Motion to Dismiss; FRCP 12(b)(6); Fraud; FRCP 9(b)
Clouse v. Success Sys., LLC, No. SA-23CV-01380 (Bemporad. H – August 6, 2024) (adopted Garcia, O. – August 27, 2024)
A consumer, sued a credit repair organization under the CROA and the TCSOA based on the organization’s failure to improve the plaintiff’s credit score as promised, and subsequent failure to refund the several hundred dollars the plaintiff had paid for the defendant’s services. The defendant moved to dismiss parts of the plaintiff’s claims under each count under FRCP 12(b)(6), alleging that said parts sound in fraud yet were not pled with the particularity required by FRCP 9(b). Noting that Rule 9(b) is applicable to “all averments of fraud,” regardless of whether the averments are part of or necessary to state a claim, the court first determined that the plaintiff’s statutory claims sounded in fraud. Specifically, the court concluded that CROA §§ 1679b(a)(3) and 1679b(a)(4), as well as TCSOA §§ 393.304(1) and 393.305, all sound in fraud.

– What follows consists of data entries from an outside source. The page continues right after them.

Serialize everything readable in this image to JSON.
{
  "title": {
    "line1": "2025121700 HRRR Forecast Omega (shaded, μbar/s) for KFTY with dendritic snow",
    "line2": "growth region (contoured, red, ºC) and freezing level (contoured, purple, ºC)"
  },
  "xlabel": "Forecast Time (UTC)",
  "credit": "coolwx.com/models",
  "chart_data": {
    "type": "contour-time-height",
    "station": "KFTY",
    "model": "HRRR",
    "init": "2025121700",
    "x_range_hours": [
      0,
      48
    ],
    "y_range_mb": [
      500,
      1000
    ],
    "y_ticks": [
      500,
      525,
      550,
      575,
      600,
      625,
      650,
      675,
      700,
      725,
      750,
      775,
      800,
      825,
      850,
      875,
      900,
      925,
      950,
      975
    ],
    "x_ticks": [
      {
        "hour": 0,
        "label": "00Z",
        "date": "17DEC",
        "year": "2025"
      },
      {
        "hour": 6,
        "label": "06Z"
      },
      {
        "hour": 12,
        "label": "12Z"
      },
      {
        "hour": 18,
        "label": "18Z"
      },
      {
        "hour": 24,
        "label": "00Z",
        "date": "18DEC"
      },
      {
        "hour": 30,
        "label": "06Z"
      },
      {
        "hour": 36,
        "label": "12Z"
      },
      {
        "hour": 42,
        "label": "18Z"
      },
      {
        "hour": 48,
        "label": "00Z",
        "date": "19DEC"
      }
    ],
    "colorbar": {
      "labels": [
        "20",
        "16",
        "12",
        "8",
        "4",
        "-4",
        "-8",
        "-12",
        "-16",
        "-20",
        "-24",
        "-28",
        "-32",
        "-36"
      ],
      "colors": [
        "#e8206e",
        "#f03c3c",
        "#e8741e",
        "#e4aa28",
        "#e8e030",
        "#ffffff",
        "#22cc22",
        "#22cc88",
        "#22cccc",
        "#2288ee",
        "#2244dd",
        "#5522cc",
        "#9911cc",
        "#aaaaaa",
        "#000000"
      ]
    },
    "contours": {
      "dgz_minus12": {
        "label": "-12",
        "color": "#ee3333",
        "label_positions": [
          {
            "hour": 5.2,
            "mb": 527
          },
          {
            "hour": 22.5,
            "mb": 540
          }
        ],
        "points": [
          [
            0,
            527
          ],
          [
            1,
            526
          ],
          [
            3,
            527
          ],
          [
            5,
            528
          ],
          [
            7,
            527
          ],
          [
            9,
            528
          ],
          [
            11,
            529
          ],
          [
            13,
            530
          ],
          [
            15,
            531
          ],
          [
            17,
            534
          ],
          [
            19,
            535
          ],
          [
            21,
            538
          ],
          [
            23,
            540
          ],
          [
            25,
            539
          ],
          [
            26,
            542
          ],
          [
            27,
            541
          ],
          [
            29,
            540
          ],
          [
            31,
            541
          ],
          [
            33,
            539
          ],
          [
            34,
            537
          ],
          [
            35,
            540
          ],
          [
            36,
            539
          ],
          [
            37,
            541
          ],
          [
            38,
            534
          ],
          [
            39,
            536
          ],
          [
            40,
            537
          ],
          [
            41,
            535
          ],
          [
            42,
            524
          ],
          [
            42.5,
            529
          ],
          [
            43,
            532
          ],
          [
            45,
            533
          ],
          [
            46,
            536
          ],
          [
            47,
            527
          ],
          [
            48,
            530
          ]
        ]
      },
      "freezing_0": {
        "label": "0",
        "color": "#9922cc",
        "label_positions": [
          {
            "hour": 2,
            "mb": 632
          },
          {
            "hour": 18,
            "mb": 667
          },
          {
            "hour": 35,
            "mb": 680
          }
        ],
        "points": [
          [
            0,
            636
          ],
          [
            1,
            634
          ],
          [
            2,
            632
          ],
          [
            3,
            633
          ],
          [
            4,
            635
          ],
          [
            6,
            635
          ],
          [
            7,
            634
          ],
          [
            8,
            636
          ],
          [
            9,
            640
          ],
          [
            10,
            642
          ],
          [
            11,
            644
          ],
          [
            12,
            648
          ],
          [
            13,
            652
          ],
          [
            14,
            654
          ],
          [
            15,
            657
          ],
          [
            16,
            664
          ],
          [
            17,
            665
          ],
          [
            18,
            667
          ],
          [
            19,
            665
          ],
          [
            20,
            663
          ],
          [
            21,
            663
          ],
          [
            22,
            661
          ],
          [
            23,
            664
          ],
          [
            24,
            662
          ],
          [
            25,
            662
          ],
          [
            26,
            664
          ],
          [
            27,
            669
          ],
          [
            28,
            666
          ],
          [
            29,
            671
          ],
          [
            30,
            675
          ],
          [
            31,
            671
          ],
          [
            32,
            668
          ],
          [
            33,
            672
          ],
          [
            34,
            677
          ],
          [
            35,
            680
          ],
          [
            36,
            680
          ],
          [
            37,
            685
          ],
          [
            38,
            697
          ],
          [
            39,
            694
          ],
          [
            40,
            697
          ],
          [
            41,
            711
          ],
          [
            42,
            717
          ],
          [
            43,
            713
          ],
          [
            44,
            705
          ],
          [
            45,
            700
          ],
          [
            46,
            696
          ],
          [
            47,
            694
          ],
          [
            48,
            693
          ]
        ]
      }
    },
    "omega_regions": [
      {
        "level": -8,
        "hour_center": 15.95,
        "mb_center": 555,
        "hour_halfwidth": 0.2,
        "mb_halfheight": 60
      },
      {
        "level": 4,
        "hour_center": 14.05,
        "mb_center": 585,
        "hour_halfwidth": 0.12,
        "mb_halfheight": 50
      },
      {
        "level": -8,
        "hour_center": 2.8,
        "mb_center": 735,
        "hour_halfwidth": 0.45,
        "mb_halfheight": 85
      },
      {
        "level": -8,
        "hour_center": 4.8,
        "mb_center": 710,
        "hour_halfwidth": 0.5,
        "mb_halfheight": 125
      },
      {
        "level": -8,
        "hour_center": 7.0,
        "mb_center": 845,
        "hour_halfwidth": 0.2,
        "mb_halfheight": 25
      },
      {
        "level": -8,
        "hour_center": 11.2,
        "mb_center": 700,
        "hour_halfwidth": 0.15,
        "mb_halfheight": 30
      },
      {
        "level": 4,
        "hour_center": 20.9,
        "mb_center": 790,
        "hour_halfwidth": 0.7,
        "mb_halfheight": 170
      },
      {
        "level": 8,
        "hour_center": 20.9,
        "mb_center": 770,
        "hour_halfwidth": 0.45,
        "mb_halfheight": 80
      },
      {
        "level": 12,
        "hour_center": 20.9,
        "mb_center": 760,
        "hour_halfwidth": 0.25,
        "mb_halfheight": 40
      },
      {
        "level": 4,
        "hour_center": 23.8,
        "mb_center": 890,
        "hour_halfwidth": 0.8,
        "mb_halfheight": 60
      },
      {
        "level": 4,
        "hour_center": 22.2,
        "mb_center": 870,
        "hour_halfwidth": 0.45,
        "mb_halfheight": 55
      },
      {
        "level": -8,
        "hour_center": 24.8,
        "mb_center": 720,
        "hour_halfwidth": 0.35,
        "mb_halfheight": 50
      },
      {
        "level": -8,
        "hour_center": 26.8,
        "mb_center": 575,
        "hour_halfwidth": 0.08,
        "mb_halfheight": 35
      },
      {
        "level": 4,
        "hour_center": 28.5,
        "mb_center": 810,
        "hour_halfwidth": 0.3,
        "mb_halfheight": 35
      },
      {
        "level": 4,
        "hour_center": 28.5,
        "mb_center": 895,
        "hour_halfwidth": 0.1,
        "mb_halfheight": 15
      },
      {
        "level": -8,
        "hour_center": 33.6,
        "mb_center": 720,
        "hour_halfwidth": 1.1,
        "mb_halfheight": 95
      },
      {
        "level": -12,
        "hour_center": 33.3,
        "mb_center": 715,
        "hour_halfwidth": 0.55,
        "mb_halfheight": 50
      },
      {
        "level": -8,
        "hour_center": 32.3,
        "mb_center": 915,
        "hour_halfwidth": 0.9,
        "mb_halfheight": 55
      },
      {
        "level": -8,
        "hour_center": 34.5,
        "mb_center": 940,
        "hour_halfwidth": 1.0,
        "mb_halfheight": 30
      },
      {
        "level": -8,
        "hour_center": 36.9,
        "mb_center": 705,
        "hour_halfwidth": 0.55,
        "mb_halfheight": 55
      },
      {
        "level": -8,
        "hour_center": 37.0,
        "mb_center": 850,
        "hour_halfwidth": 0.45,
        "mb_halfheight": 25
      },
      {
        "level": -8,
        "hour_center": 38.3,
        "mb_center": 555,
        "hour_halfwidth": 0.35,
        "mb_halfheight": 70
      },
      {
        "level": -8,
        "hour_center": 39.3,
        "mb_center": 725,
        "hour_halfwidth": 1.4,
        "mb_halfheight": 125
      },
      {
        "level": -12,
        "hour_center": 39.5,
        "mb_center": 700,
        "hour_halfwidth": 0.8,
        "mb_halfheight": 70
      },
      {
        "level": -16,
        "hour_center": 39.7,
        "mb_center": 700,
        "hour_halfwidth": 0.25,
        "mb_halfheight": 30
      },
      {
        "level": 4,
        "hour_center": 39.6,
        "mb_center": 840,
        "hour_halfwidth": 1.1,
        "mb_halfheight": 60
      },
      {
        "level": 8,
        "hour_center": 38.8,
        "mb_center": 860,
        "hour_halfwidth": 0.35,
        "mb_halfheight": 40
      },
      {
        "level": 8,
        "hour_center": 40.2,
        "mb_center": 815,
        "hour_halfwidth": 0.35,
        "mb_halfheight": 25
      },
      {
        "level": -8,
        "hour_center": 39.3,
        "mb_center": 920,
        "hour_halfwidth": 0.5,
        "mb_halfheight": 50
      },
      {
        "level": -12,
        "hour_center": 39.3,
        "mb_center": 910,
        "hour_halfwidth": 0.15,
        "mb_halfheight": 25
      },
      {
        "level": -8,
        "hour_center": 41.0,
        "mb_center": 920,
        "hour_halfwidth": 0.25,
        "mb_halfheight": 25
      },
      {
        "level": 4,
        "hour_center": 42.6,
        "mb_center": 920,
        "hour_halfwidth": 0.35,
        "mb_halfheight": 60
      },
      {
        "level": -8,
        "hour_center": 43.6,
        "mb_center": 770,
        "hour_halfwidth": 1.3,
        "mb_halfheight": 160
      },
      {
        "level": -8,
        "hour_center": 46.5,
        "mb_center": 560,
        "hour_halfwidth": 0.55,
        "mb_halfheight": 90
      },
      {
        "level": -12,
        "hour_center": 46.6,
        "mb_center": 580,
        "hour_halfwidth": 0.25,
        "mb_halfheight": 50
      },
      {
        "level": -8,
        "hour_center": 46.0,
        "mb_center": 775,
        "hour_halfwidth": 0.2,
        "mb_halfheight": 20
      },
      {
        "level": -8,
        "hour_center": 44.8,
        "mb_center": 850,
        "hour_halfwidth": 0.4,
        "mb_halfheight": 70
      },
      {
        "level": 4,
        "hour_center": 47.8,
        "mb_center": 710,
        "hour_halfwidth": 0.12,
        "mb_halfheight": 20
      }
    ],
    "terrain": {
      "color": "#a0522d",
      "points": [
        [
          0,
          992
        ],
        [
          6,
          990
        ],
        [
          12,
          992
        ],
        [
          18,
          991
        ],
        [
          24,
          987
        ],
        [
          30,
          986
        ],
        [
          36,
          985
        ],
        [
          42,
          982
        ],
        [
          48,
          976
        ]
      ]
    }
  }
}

The court then considered whether the plaintiff’s pleadings met the FRCP 9(b) particularity standard. The court held that for the most part, the plaintiff had complied with Rule 9(b) but failed to meet that particularity standard as to one detail: the identity of the agent for the defendant alleged to have made the fraudulent statements upon which the plaintiff relied. The court thus denied in part and granted in part the motion to dismiss, allowing the plaintiff to amend to add the identity of the agent.